Wednesday, December 8, 2010

Out of The Silent Planet by C. S. Lewis

Genre: Sci-Fi
Length: 158 pages

Reviewed by: Laurelyn Aubrey

An oblong of dazzling light appeared behind him and instantly vanished as the door closed again, having admitted the bulky form of a naked man whom Ransom recognized as Weston. No reproach, no demand for an explanation, rose to Ransom’s lips or even to his mind; not with that monstrous orb above them...

”Weston! Weston!” he gasped. “What is it? It’s not the moon, not that size. It can’t be, can it?”

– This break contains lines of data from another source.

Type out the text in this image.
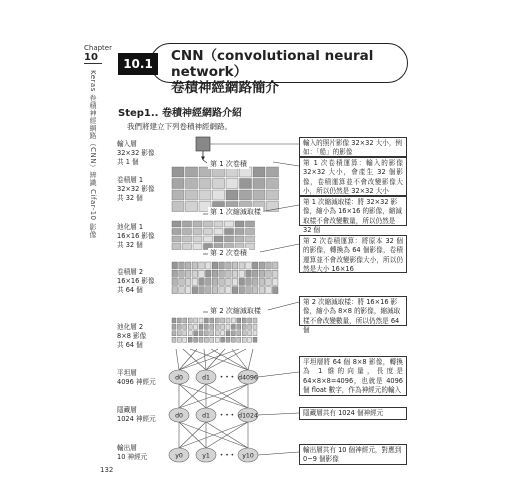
Chapter
10
Keras 卷積神經網路（CNN）辨識 Cifar-10 影像
132
CNN（convolutional neural network）
卷積神經網路簡介
10.1
Step1.. 卷積神經網路介紹
我們將建立下列卷積神經網路。
d0	d1	d4096
• • •
d0	d1	d1024
• • •
y0	y1	y10
• • •
輸入層
32×32 影像
共 1 個
卷積層 1
32×32 影像
共 32 個
池化層 1
16×16 影像
共 32 個
卷積層 2
16×16 影像
共 64 個
池化層 2
8×8 影像
共 64 個
平坦層
4096 神經元
隱藏層
1024 神經元
輸出層
10 神經元
第 1 次卷積
第 1 次縮減取樣
第 2 次卷積
第 2 次縮減取樣
輸入的照片影像 32×32 大小，例如：「船」的影像
第 1 次卷積運算：輸入的影像 32×32 大小，會產生 32 個影像，卷積運算並不會改變影像大小，所以仍然是 32×32 大小
第 1 次縮減取樣：將 32×32 影像，縮小為 16×16 的影像，縮減取樣不會改變數量，所以仍然是 32 個
第 2 次卷積運算：將原本 32 個的影像，轉換為 64 個影像，卷積運算並不會改變影像大小，所以仍然是大小 16×16
第 2 次縮減取樣：將 16×16 影像，縮小為 8×8 的影像，縮減取樣不會改變數量，所以仍然是 64 個
平坦層將 64 個 8×8 影像，轉換為 1 維的向量，長度是 64×8×8=4096，也就是 4096 個 float 數字，作為神經元的輸入
隱藏層共有 1024 個神經元
輸出層共有 10 個神經元，對應到 0~9 個影像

“No,” replied Weston, “it’s the Earth.”

Full of suspense and splendor from first to last, Out of The Silent Planet is the beginning of C.S. Lewis’s brilliant Space Trilogy. One wet day in England finds Elwin Ransom, a 40ish-year-old philologist, in between towns on his vacation walking-tour. While looking for a place to stay the night, he offers to help a distressed mother looking for her missing son. Ransom finds the boy and attempts to resolve the suspicious situation, but instead finds himself kidnapped and on his way to a distant planet. Ransom’s bewilderment and terror of alien lands and creatures soon give way as he begins to discover the true scope of the universe; for, as the author comments, “These events have already made [this] rather a prologue to our story than the story itself.” (pg. 152)

C.S. Lewis is considered a literary genius for good reason: his writing is perfectly captivating. What more can be said? With masterful strokes and comfortable language, Lewis paints glowing pictures and memorable creatures into the mind of his reader. This is the sort of book your mother will catch you reading for the seventh or eighth time, and wonder that you haven’t tired of it yet…

Part of the reason this story is so compelling is that Lewis wove it into beautiful harmony with Biblical theology. Instead of contradicting the Christian worldview, as sci-fi frequently does, Lewis imagines a universe full of diverse creatures living under the Lordship of the one true Trinitarian God. The result is a beautiful contrast that elicits new wonder at God’s creation and majesty. A word of caution: mild language and mature themes (particularly in the second and third books) make this series better suited to older readers.

Even though I am not a particular fan of sci-fi, this book (along with the rest of the trilogy) joins a few other books by Lewis and Tolkien as one of my all-time favorites. Though it can take some effort to mentally push through the strange descriptions and concepts, the willing reader will be greatly rewarded as Lewis sweeps him up and leaves him in awe of God’s imagination. This series is a must-read for Christians in their late-teens and older.